Flammable Waste Traps are required on many sites to protect watersheds from contaminants. As such, they need to be maintained properly to ensure continued protection. Many cities and towns have their own guidelines and requirements for cleaning, inspection, and maintenance. We will work with you to ensure that your preventive maintenance plan for your Oil-Water Separator meets the standards and guidelines for your area. 


If the sediment level is low enough, Flammable Waste Traps can often be cleaned with a standard pump truck. However, due to their nature as traps for contaminants, it is important to make sure that any contaminated materials are disposed of responsibly. We often recommend having the contents of your unit tested before cleaning, to determine whether or not it must be treated as a hazardous material.

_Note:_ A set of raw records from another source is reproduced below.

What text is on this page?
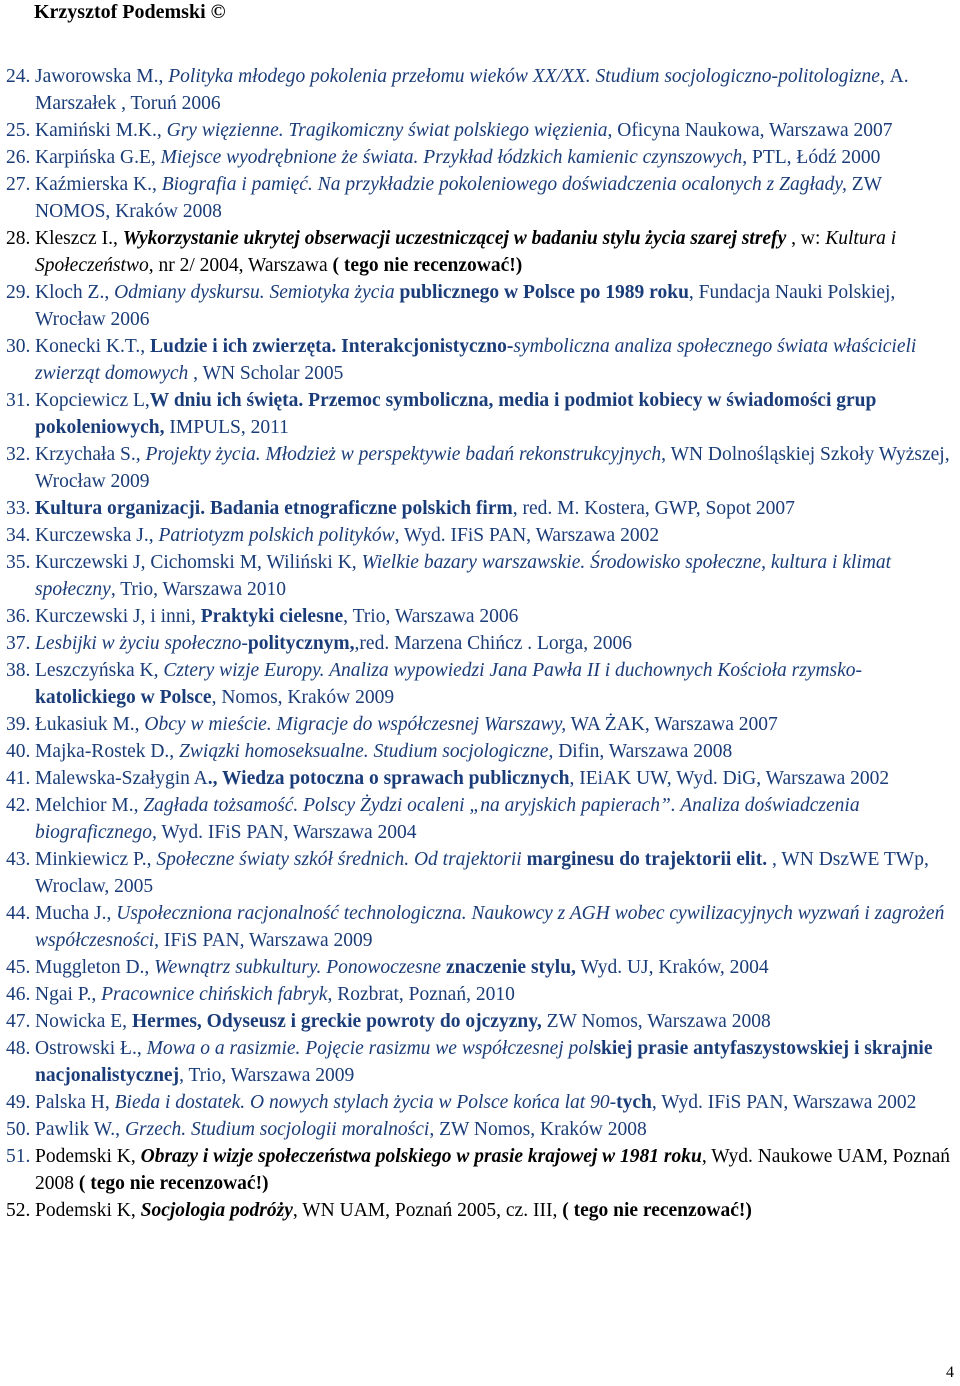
Krzysztof Podemski ©
24. Jaworowska M., Polityka młodego pokolenia przełomu wieków XX/XX. Studium socjologiczno-politologizne, A. Marszałek , Toruń 2006
25. Kamiński M.K., Gry więzienne. Tragikomiczny świat polskiego więzienia, Oficyna Naukowa, Warszawa 2007
26. Karpińska G.E, Miejsce wyodrębnione że świata. Przykład łódzkich kamienic czynszowych, PTL, Łódź 2000
27. Kaźmierska K., Biografia i pamięć. Na przykładzie pokoleniowego doświadczenia ocalonych z Zagłady, ZW NOMOS, Kraków 2008
28. Kleszcz I., Wykorzystanie ukrytej obserwacji uczestniczącej w badaniu stylu życia szarej strefy , w: Kultura i Społeczeństwo, nr 2/ 2004, Warszawa ( tego nie recenzować!)
29. Kloch Z., Odmiany dyskursu. Semiotyka życia publicznego w Polsce po 1989 roku, Fundacja Nauki Polskiej, Wrocław 2006
30. Konecki K.T., Ludzie i ich zwierzęta. Interakcjonistyczno-symboliczna analiza społecznego świata właścicieli zwierząt domowych , WN Scholar 2005
31. Kopciewicz L,W dniu ich święta. Przemoc symboliczna, media i podmiot kobiecy w świadomości grup pokoleniowych, IMPULS, 2011
32. Krzychała S., Projekty życia. Młodzież w perspektywie badań rekonstrukcyjnych, WN Dolnośląskiej Szkoły Wyższej, Wrocław 2009
33. Kultura organizacji. Badania etnograficzne polskich firm, red. M. Kostera, GWP, Sopot 2007
34. Kurczewska J., Patriotyzm polskich polityków, Wyd. IFiS PAN, Warszawa 2002
35. Kurczewski J, Cichomski M, Wiliński K, Wielkie bazary warszawskie. Środowisko społeczne, kultura i klimat społeczny, Trio, Warszawa 2010
36. Kurczewski J, i inni, Praktyki cielesne, Trio, Warszawa 2006
37. Lesbijki w życiu społeczno-politycznym,,red. Marzena Chińcz . Lorga, 2006
38. Leszczyńska K, Cztery wizje Europy. Analiza wypowiedzi Jana Pawła II i duchownych Kościoła rzymsko-katolickiego w Polsce, Nomos, Kraków 2009
39. Łukasiuk M., Obcy w mieście. Migracje do współczesnej Warszawy, WA ŻAK, Warszawa 2007
40. Majka-Rostek D., Związki homoseksualne. Studium socjologiczne, Difin, Warszawa 2008
41. Malewska-Szałygin A., Wiedza potoczna o sprawach publicznych, IEiAK UW, Wyd. DiG, Warszawa 2002
42. Melchior M., Zagłada tożsamość. Polscy Żydzi ocaleni „na aryjskich papierach”. Analiza doświadczenia biograficznego, Wyd. IFiS PAN, Warszawa 2004
43. Minkiewicz P., Społeczne światy szkół średnich. Od trajektorii marginesu do trajektorii elit. , WN DszWE TWp, Wroclaw, 2005
44. Mucha J., Uspołeczniona racjonalność technologiczna. Naukowcy z AGH wobec cywilizacyjnych wyzwań i zagrożeń współczesności, IFiS PAN, Warszawa 2009
45. Muggleton D., Wewnątrz subkultury. Ponowoczesne znaczenie stylu, Wyd. UJ, Kraków, 2004
46. Ngai P., Pracownice chińskich fabryk, Rozbrat, Poznań, 2010
47. Nowicka E, Hermes, Odyseusz i greckie powroty do ojczyzny, ZW Nomos, Warszawa 2008
48. Ostrowski Ł., Mowa o a rasizmie. Pojęcie rasizmu we współczesnej polskiej prasie antyfaszystowskiej i skrajnie nacjonalistycznej, Trio, Warszawa 2009
49. Palska H, Bieda i dostatek. O nowych stylach życia w Polsce końca lat 90-tych, Wyd. IFiS PAN, Warszawa 2002
50. Pawlik W., Grzech. Studium socjologii moralności, ZW Nomos, Kraków 2008
51. Podemski K, Obrazy i wizje społeczeństwa polskiego w prasie krajowej w 1981 roku, Wyd. Naukowe UAM, Poznań 2008 ( tego nie recenzować!)
52. Podemski K, Socjologia podróży, WN UAM, Poznań 2005, cz. III, ( tego nie recenzować!)
4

In many cases, the oil content is low enough that it can be disposed of safely without being treated as hazardous waste, which can reduce costs.

However, if your system does contain an amount of oil that deems it necessary to be disposed of as hazardous, you can rest easy as John’s can help with that as well.

Flammable Waste Traps are often exposed to sediment that collects in the sumps. Sometimes, if there is too much sediment, a pump truck won’t be able to clean the unit properly. In these cases, we would recommend employing a vactor truck. A vactor truck is a type of pump truck that utilizes a large volume vacuum hose to suck out the contents from your Flammable grease trap. Its great power allows a vactor truck to remove both liquid and solid material from the sump.